The Indian government has imposed definitive anti-dumping duties on clear float glass imports from Pakistan, Saudi Arabia and UAE, according to Indian newspaper The Hindu Business Line.
The paper reported on Monday that the import duty, imposed by the countrys Finance Ministry, would be valid for a five-year period.
Clear float glass is used in the solar energy industry as well as in the construction, refrigeration and mirror sectors.
Indian manufacturers Saint Gobain Glass India, Gold Plus Glass Industry and HNG Float Glass filed the petition seeking the levy of anti-dumping duties on clear float glass imports from the three countries, The Hindu Business Line reported, adding that two other float glass producers, Asahi India Glass and Gujarat Guardian, supported the petition.

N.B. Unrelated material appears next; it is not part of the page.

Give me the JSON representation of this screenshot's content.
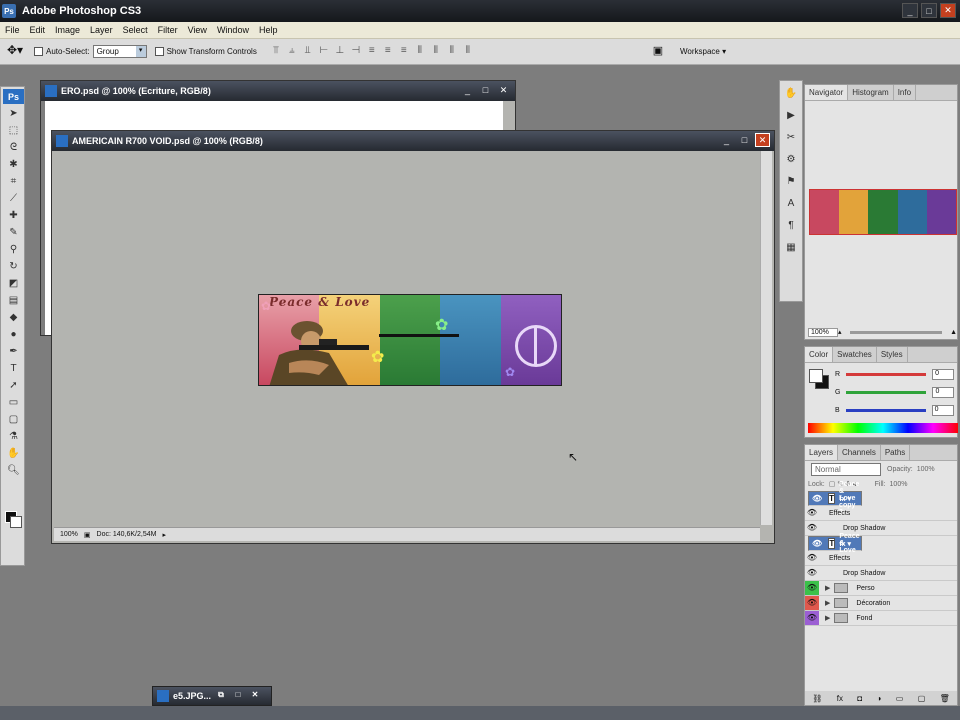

Import duties will vary somewhat for companies from the targeted countries. Saudi Arabias Obeikan Glass will reportedly face import duties of $58.22 per ton, while anti-dumping duties for Arabian United Float Glass will be more than double at $134.92 per ton. Import duties for all other Saudi exporters have been set at $165.07 per ton.
United Arab Emirate firm Emirates Float Glass will reportedly face duties of $79 per ton, with all other UAE companies hit by tariffs of $111.15 per ton.
Pakistans Ghani Glass will see anti-dumping duties of $82.34 per ton, while other Pakistani companies will face tariffs of $123.61 per ton.